Rouge will take over two existing seasonal mainline routes (Toronto-Kelowna, Toronto-Sydney, NS) starting next spring and will serve a new seasonal Calgary-Halifax non-stop.
It’s also adding some routes that reconfigure it to take advantage of the boom times in western Canada.
“Air Canada continues to strategically add new routes in response to the strong demand in Western Canada, notably the growing business market between Calgary and Terrace/Kitimat in Northern BC, the increasing demand to and from Vancouver Island, and the continued travel demand between Western Canada and Atlantic Canada,” said Benjamin Smith, President, Passenger Airlines in a statement. “The expansion of Air Canada rouge in North America including on key domestic markets with high leisure demand and to Mexican and Caribbean destinations remains a fundamental element of our strategy for sustainable, profitable growth.

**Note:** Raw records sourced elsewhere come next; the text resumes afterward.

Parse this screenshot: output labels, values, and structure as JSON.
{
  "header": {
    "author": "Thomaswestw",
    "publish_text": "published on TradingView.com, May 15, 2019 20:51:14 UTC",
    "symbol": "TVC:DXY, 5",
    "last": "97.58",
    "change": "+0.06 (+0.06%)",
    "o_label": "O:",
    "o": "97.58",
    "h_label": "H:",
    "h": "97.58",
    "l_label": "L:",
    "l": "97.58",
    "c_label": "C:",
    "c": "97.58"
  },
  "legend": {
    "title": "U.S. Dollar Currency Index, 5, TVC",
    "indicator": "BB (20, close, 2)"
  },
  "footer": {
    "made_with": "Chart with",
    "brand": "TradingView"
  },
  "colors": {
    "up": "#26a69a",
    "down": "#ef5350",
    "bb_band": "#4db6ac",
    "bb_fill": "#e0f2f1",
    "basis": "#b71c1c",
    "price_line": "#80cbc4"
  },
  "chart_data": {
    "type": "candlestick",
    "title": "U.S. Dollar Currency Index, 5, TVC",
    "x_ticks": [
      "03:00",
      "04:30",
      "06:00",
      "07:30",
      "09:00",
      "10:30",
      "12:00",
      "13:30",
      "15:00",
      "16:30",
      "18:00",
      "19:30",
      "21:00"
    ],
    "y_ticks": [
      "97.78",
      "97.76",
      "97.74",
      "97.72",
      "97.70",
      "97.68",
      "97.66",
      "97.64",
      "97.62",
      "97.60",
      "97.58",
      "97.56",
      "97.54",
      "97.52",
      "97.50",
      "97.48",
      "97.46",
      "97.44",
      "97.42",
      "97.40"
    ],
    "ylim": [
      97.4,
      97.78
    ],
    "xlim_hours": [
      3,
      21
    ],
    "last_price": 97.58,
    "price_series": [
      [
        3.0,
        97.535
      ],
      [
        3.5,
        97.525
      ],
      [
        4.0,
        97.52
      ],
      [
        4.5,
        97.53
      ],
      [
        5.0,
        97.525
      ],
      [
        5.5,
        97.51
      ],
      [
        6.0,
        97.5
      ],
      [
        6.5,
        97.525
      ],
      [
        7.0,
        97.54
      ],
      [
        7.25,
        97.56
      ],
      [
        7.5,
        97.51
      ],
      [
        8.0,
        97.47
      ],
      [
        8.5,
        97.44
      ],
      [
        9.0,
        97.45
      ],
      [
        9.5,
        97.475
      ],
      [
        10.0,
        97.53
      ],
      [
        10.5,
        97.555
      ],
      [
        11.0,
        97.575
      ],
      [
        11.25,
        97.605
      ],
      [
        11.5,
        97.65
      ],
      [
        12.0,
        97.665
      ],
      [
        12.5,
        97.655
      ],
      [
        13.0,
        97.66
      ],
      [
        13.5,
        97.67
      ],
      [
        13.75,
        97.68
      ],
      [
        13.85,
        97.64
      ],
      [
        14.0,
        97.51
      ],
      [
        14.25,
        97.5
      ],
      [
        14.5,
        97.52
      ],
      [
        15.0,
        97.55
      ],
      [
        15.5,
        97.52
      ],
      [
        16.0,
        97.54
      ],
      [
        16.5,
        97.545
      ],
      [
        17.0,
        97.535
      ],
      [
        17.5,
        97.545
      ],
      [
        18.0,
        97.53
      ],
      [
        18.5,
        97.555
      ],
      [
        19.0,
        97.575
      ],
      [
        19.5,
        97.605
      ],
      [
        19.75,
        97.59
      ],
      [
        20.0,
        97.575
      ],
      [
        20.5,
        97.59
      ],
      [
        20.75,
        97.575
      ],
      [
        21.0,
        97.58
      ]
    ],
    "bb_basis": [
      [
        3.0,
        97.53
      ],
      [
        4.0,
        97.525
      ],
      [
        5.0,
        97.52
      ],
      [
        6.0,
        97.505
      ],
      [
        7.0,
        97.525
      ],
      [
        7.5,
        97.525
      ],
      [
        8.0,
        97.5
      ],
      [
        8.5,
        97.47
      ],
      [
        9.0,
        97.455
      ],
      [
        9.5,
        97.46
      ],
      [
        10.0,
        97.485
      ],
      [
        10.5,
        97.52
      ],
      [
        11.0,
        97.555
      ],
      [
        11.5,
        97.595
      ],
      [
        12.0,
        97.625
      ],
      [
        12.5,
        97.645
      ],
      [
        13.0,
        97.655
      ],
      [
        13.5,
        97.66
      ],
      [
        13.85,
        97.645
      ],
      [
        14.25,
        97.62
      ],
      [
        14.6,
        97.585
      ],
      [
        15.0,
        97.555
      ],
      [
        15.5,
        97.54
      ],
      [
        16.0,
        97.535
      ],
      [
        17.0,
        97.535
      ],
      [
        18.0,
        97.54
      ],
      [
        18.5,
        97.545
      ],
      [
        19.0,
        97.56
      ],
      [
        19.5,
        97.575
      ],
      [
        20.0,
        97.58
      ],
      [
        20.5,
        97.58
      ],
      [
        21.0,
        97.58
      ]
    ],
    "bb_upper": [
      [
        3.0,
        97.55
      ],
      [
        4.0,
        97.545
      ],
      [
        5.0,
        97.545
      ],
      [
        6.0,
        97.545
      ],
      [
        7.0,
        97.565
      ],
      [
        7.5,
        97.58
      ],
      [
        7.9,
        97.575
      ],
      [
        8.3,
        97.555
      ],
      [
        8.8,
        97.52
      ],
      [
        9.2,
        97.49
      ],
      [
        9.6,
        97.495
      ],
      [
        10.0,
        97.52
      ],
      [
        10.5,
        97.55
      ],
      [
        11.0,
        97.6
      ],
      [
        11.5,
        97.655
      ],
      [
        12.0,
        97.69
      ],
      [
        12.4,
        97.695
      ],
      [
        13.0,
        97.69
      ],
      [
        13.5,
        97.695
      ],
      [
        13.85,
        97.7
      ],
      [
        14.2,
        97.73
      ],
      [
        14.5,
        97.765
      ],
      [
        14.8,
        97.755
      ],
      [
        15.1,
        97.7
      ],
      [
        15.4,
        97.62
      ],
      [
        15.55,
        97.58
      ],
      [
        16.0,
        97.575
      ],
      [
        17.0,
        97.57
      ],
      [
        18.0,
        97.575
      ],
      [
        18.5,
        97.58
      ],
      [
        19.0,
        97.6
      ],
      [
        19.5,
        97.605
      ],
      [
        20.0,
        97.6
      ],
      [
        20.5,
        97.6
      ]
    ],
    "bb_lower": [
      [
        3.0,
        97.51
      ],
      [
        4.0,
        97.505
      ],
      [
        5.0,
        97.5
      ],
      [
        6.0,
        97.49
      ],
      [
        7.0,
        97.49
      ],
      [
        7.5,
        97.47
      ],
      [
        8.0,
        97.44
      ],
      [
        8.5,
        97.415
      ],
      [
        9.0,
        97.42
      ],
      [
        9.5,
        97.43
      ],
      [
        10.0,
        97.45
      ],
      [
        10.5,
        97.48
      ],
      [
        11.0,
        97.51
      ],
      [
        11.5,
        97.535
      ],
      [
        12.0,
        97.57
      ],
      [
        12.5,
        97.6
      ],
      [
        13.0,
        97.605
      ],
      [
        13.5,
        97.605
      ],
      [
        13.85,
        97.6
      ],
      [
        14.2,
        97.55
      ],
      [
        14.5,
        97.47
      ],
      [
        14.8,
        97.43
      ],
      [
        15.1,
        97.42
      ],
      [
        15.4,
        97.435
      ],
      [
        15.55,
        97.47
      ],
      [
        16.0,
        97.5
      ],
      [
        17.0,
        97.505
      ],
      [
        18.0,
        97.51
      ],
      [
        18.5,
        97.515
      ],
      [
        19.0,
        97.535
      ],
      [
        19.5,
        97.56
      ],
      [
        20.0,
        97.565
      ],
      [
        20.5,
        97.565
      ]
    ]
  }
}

The new routes create what appears to be mini-hub in Calgary to rival WestJet’s dominance of that market. It will start flying from there to Terrace in June and Nanaimo in May. It’s also adding a Vancouver-Comox route.
New sun destination services include Ottawa-Fort Lauderdale and Toronto-Fort Sarasota.
Shakeup In Cargo Business
CargoJet has been awarded the contract to fly Canada Post and Purolator freight within Canada, taking the business from long-time operator Kelowna Flightcraft.
Details of the new deal weren’t immediately available but the loss of the contract is being downplayed by Flightcraft even as it issued layoff notices to 120 pilots.
“It sounds drastic,” said Flightcraft human resources manager Grant Stevens, “but the reality is we anticipate retaining one-half to two-thirds of those pilots. Under Canada Labour Code, we had to issue the layoff notices, but we’ve let pilots know we hope to retain most of them before the March 31 layoffs take effect.”
Flightcraft has had the contract for 37 years and some pilots are expected to be hired by Mississauga-bases CargoJet.
Flightcraft will also fly a few routes for CargoJet under contract.
The Kelowna company has diversified from the freight business and is now a major MRO and mod facility. It also runs the RCAF’s multi-engine and helicopter flight training programs.